Nínive
El cazador y constructor de ciudades Nimrod aparece en Gen 10:11 como el padre de Nínive. El texto podría apuntar a un rey fundador de ciudades, cuya imagen se convirtió en una deidad dominadora de los dragones; y el dragón es el Tigris. Nínive se alzaba en la ribera oriental del Tigris medio.
En el ciclo de las historias bíblicas, Nínive apareció hacia el año 1350 a.C., al ser conquistada por los asirios; bajo los mismos la ciudad se llamó Ninua o Nina (tal vez con la significación de “vivienda”); Nin(i)ve es la transcripción hebrea.
El rey asirio Sanherib o Senaquerib (705-681 a.C.), sucesor del destructor de Samaría, hizo de Nínive su residencia preferida y la adornó con construcciones suntuosas. En su período de esplendor, desde aproximadamente el 700 a.C., la capital debió de ocupar una extensión Deu 6:25 km2.
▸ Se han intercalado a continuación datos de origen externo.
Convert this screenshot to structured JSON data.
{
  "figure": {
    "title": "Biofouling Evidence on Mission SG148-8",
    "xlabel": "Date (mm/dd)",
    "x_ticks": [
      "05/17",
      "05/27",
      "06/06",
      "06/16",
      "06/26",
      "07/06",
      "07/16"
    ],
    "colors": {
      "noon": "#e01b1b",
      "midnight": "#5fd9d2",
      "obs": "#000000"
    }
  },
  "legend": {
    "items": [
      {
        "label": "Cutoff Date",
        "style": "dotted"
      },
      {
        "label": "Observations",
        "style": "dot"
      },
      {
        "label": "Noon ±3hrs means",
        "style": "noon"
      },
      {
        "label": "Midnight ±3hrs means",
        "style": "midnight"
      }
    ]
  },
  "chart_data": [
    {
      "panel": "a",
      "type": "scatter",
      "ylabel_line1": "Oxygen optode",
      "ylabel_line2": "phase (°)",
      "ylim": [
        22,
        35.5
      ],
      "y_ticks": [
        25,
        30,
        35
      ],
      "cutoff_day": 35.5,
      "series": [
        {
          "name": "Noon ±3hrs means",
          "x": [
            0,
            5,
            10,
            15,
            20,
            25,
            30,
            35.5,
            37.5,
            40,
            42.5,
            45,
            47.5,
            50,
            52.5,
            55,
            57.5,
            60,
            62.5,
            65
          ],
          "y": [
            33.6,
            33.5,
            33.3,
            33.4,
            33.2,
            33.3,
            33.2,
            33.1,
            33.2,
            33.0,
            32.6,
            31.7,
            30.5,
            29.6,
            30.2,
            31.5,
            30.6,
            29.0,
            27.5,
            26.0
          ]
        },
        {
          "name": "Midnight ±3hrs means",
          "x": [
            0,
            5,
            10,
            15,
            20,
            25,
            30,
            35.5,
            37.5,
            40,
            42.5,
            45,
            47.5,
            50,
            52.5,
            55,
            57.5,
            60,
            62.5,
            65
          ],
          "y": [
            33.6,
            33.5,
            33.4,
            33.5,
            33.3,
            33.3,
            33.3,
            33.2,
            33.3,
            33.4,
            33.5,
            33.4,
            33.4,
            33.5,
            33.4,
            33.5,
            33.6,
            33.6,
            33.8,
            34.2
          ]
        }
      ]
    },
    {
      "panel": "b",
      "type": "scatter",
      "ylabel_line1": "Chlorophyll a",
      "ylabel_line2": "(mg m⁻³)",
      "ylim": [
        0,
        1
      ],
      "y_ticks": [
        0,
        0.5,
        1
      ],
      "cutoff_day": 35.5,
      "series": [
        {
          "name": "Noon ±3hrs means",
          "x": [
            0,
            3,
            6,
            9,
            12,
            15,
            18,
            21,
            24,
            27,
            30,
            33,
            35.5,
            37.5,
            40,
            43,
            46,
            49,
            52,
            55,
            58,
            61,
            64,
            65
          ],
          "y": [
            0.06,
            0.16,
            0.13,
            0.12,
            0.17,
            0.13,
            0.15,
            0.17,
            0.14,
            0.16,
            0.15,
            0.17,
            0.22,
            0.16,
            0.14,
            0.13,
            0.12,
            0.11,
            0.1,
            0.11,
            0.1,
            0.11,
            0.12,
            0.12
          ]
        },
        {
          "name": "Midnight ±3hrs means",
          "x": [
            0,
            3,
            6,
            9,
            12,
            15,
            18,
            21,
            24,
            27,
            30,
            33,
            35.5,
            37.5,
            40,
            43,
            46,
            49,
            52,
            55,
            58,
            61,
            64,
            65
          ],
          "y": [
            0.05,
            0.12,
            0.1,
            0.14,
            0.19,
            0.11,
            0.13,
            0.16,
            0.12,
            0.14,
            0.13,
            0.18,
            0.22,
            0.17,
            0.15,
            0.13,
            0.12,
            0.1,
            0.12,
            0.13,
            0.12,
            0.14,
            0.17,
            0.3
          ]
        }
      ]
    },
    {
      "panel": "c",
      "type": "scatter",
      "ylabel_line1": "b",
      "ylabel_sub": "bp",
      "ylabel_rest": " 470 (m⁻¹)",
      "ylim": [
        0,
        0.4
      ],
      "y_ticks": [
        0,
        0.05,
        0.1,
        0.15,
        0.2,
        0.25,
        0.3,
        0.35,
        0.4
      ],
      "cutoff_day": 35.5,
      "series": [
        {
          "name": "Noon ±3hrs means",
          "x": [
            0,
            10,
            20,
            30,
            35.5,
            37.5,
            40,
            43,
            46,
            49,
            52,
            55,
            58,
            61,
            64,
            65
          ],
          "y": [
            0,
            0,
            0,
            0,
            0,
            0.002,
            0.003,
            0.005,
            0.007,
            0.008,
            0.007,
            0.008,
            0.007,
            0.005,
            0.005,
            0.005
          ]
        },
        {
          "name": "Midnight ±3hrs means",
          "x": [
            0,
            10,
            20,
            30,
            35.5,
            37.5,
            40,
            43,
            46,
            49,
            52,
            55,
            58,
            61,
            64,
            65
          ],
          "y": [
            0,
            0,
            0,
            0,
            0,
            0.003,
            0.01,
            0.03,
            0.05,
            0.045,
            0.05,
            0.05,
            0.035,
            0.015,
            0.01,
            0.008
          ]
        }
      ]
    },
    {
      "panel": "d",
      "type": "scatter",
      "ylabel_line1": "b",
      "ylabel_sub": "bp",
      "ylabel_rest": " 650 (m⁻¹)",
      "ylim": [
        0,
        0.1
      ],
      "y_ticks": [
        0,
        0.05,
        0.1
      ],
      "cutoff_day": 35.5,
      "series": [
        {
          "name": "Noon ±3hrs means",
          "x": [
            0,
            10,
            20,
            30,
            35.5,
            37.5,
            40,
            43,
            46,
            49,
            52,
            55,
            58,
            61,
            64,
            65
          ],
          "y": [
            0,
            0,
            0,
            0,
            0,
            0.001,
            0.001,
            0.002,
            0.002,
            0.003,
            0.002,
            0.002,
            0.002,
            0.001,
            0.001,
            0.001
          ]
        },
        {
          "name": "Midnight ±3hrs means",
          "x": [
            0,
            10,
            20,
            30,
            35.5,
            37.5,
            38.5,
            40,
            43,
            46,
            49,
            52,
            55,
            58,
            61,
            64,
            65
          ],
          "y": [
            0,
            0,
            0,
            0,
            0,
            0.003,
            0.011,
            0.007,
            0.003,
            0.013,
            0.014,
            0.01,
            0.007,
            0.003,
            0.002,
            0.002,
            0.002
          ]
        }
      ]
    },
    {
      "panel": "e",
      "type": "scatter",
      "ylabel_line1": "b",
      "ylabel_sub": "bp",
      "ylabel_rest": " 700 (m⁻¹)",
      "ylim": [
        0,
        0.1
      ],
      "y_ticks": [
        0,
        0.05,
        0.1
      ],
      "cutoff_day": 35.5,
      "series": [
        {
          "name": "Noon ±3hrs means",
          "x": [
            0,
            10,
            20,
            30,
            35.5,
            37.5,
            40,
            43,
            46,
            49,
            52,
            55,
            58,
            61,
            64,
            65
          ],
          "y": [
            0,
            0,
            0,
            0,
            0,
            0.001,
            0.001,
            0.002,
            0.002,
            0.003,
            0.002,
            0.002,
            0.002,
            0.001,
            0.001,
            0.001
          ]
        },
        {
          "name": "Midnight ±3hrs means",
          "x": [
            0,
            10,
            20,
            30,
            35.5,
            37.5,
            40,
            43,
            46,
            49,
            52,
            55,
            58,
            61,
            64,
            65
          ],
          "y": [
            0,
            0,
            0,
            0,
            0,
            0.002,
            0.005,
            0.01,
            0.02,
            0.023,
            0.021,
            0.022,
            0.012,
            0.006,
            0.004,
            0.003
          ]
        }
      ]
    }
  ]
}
Las excavaciones han sacado a la luz en la biblioteca del rey asirio Assurbanipal (668-625 a.C.) un material de incalculable valor para el estudio comparativo de la Biblia. En 25 000 tablillas de arcilla nos han llegado cartas y contratos del rey, léxicos, gramáticas, textos, de oraciones, sentencias oraculares, descripciones astronómicas y astrológicas, exposiciones geográficas, códigos y textos literarios. En dicha biblioteca se encontró también la Epopeya de Gilgamés y un texto babilónico sobre la creación.
El año 612 a.C. Nínive fue conquistada por los medos y los babilonios.
En el libro profético de Jonás, Nínive es la ciudad en que Jonás ha de predicar. En el caso de ser ese personaje el mismo que el profeta Jonás del rey israelita del norte, Yeroboam II (783-743 a.C.), Jonás habría sido enviado (¿por Yeroboam II?) a una Nínive que todavía no era la capital preferida de los asirios, cosa que sólo lo fue después de la destrucción de Samaría. De ahí que la relación Jonás-Nínive habría que verla así:
El Jonás histórico fue enviado a Asiría, tal vez a Kalah, al sur de Nínive, con un cometido político. Como el rey no residía en Nínive, Jonás no se encaminó allí. Cuando se escribió el libro de Jonás, al tiempo de la cautividad de Babilonia, como un libro con intenciones misioneras, como libro del anuncio de la vocación de los gentiles, se le relacionó con el Jonás histórico (es decir, “paloma,” el que mora en la casa) y, en la narración, se le envió a Nínive. Pero el narrador no se preocupó ni de la relación histórica correcta de Nínive y el profeta, ni de la Nínive histórica en sí. Para el narrador Nínive había pasado a ser el símbolo de la ciudad deslumbrante e impía y el exponente del gentilismo alejado de Dios, que pese a todo ha de confiar en la misericordia divina.
Según Tob 1:10, en Nínive vivió también el anciano Tobit.